Four birds: owls, larks, and…?

There comes a moment in the night when I can physically feel exhaustion hitting me, usually around midnight. My eyelashes turn into cement blocks weighing down my eyelids. This is the stage of exhaustion when I recognize that I really need to sleep. I know that I never produce my best work in the late hours of the night, which is why I sometimes choose to wake up early and finish the rest. I know I’m an early bird.

On the other hand, there is the case of the Nobel-prize-winning Austrian physicist Erwin Schrödinger. According to a 1963 interview with his wife Annemarie, he was the type of person who “couldn’t work in the mornings at all.” He simply couldn’t make any contributions to the field of quantum mechanics, general relativity, and color theory in the morning. His wife explained, “The [Max] Planck lectures—as you know, it was 30 or 40 years ago that Planck was in Berlin—were given in the morning from nine to ten. When he got this very, very honorable call to Berlin, he wrote first thing and said, ‘I’m very sorry, but I can’t keep the lecture hours because I can’t work in the morning.’ […] They understood, and changed it to the afternoon—two lectures, one after the other—on two days.”

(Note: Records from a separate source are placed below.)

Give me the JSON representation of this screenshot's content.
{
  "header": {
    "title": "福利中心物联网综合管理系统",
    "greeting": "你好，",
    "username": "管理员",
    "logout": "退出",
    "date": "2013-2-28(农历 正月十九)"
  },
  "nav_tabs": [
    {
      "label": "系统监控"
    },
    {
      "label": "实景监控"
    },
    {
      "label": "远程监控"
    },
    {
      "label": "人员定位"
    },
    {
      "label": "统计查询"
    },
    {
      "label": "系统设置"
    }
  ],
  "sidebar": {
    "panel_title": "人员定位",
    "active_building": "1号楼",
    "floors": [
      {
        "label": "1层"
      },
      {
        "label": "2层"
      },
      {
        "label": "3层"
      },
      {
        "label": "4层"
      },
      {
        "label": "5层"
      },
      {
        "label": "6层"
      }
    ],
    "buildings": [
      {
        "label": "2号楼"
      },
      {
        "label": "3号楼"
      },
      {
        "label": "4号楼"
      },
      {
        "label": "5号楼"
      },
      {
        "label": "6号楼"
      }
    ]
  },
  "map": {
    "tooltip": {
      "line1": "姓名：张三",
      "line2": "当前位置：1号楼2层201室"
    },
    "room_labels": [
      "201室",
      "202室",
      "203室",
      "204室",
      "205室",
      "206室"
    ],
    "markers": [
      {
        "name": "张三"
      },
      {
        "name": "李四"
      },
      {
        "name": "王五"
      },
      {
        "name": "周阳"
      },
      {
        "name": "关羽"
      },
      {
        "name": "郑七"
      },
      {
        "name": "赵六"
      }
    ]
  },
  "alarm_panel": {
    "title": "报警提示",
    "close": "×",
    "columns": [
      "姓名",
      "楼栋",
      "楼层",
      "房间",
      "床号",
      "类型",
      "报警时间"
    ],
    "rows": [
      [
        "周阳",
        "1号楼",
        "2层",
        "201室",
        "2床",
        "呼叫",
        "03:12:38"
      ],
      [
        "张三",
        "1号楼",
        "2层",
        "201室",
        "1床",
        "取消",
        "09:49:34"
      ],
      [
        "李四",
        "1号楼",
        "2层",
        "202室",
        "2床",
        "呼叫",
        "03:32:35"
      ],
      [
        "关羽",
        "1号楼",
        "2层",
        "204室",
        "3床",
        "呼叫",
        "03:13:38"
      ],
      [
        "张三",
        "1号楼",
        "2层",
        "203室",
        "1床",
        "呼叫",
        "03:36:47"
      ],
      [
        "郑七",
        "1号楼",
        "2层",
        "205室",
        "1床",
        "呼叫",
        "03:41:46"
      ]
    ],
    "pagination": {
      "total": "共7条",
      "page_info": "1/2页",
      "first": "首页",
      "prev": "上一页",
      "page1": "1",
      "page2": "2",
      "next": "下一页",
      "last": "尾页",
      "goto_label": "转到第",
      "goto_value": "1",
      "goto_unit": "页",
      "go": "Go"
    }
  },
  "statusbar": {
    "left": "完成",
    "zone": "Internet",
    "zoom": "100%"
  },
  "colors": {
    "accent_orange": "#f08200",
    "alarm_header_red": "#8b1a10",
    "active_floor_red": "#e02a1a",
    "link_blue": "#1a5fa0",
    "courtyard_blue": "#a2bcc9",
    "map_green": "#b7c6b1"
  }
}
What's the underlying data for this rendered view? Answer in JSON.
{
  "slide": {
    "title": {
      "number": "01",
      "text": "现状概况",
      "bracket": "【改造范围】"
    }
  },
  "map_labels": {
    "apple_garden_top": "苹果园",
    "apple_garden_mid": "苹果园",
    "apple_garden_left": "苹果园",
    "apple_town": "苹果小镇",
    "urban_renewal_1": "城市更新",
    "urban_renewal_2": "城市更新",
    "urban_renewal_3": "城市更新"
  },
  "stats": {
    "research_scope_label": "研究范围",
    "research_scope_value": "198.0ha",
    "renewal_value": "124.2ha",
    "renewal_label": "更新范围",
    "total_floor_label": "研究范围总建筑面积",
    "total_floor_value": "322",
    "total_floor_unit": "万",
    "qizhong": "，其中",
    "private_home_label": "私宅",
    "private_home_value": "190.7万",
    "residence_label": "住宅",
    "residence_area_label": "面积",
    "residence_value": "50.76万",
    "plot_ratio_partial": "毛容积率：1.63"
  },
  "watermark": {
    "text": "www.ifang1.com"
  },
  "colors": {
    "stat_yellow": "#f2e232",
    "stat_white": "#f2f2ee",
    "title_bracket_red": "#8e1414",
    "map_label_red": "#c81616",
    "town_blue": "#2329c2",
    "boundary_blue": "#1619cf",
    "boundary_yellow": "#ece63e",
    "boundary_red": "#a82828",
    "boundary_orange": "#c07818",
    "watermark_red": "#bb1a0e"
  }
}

People like Schrödinger would be classified as “owls,” or those who tend to be more alert in the evening, while I would be a “lark,” someone who receives his or her energy boost in the morning. These are the two basic chronotypes, or preferred sleep schedules. But now, scientists in Russia are proposing that there might actually be four chronotypes: There are those who rise early, those who rise late, people who are energetic in both the morning and the night times, and finally others who are lethargic all day.

At the Siberian Branch of the Russian Academy of Sciences, researcher Arcady Putilov conducted an experiment in which he asked 130 healthy individuals (54 men and 76 women) to sleep in a lab and then stay up for 24 consecutive hours without consuming coffee and alcohol. Throughout the succeeding week, participants filled out frequent questionnaires about their functioning, typical sleep patterns, and current state of alertness.

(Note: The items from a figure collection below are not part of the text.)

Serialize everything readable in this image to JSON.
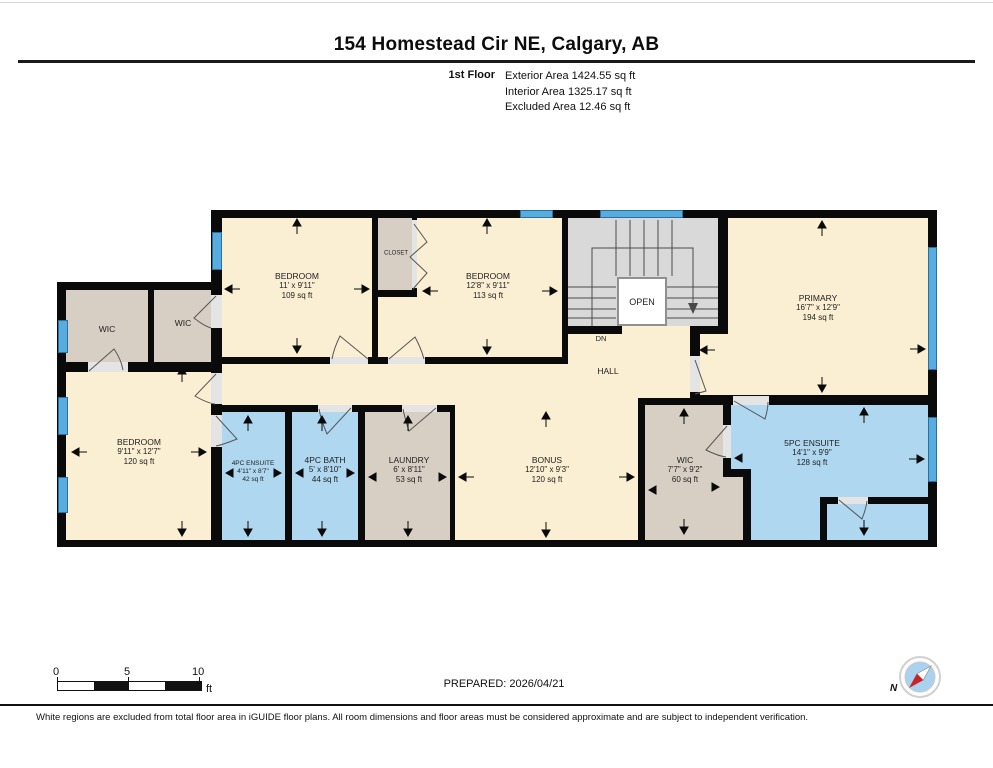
{
  "header": {
    "title": "154 Homestead Cir NE, Calgary, AB",
    "floor_label": "1st Floor",
    "stats": [
      "Exterior Area 1424.55 sq ft",
      "Interior Area 1325.17 sq ft",
      "Excluded Area 12.46 sq ft"
    ]
  },
  "plan": {
    "rooms": [
      {
        "name": "WIC"
      },
      {
        "name": "WIC"
      },
      {
        "name": "BEDROOM",
        "dims": "11' x 9'11\"",
        "area": "109 sq ft"
      },
      {
        "name": "CLOSET"
      },
      {
        "name": "BEDROOM",
        "dims": "12'8\" x 9'11\"",
        "area": "113 sq ft"
      },
      {
        "name": "PRIMARY",
        "dims": "16'7\" x 12'9\"",
        "area": "194 sq ft"
      },
      {
        "name": "BEDROOM",
        "dims": "9'11\" x 12'7\"",
        "area": "120 sq ft"
      },
      {
        "name": "4PC ENSUITE",
        "dims": "4'11\" x 8'7\"",
        "area": "42 sq ft"
      },
      {
        "name": "4PC BATH",
        "dims": "5' x 8'10\"",
        "area": "44 sq ft"
      },
      {
        "name": "LAUNDRY",
        "dims": "6' x 8'11\"",
        "area": "53 sq ft"
      },
      {
        "name": "BONUS",
        "dims": "12'10\" x 9'3\"",
        "area": "120 sq ft"
      },
      {
        "name": "WIC",
        "dims": "7'7\" x 9'2\"",
        "area": "60 sq ft"
      },
      {
        "name": "5PC ENSUITE",
        "dims": "14'1\" x 9'9\"",
        "area": "128 sq ft"
      }
    ],
    "labels": {
      "hall": "HALL",
      "dn": "DN",
      "open": "OPEN"
    }
  },
  "footer": {
    "scale_ticks": [
      "0",
      "5",
      "10"
    ],
    "scale_unit": "ft",
    "prepared": "PREPARED: 2026/04/21",
    "compass_n": "N",
    "disclaimer": "White regions are excluded from total floor area in iGUIDE floor plans. All room dimensions and floor areas must be considered approximate and are subject to independent verification."
  },
  "colors": {
    "room_cream": "#FAEFD2",
    "room_tan": "#D8CFC4",
    "room_wet_blue": "#AFD7F0",
    "stairs_gray": "#D9D9D9",
    "wall_black": "#0A0A0A",
    "window_blue": "#58ACDF",
    "compass_red": "#CC2128"
  }
}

By analyzing participant energy levels, Putilov identified four distinct groups. Of those studied, 29 were “larks,” who showed higher energy levels at 9 a.m. rather than 9 p.m., and 44 “owls,” for which the opposite is true about their energy. He also found that the “owls,” on average, went to sleep about two hours later than the larks did. The rest of the sampling group fell into neither of these categories.

The study discovered that “There was [also] a ‘high energetic’ group of 25 people who reported feeling relatively sprightly in both the morning and evening, and a ‘lethargic’ group of 32 others, who described feeling relatively dozy in both the morning and evening.” Both the lethargic and energetic participants went to bed and woke up somewhere between the larks and owls. Overall, the energetic group needed less sleep (about 7.5 hours) each night. The researchers said their results support the idea of there being “four diurnal types, and each of these types can […] be differentiated from any of three other types on self-scorings of alertness-sleepiness levels in the course of 24-hours sleep deprivation.”

Considering the new discovery of the lethargic diurnal type, I would say that a majority of students would fall under this category. It technically isn’t our fault that we’re tired all the time–it’s physiology. Still, thanks to Putilov’s research my new excuse for those dreaded dark circles under my eyes and my sluggish gait will be “It’s just science.”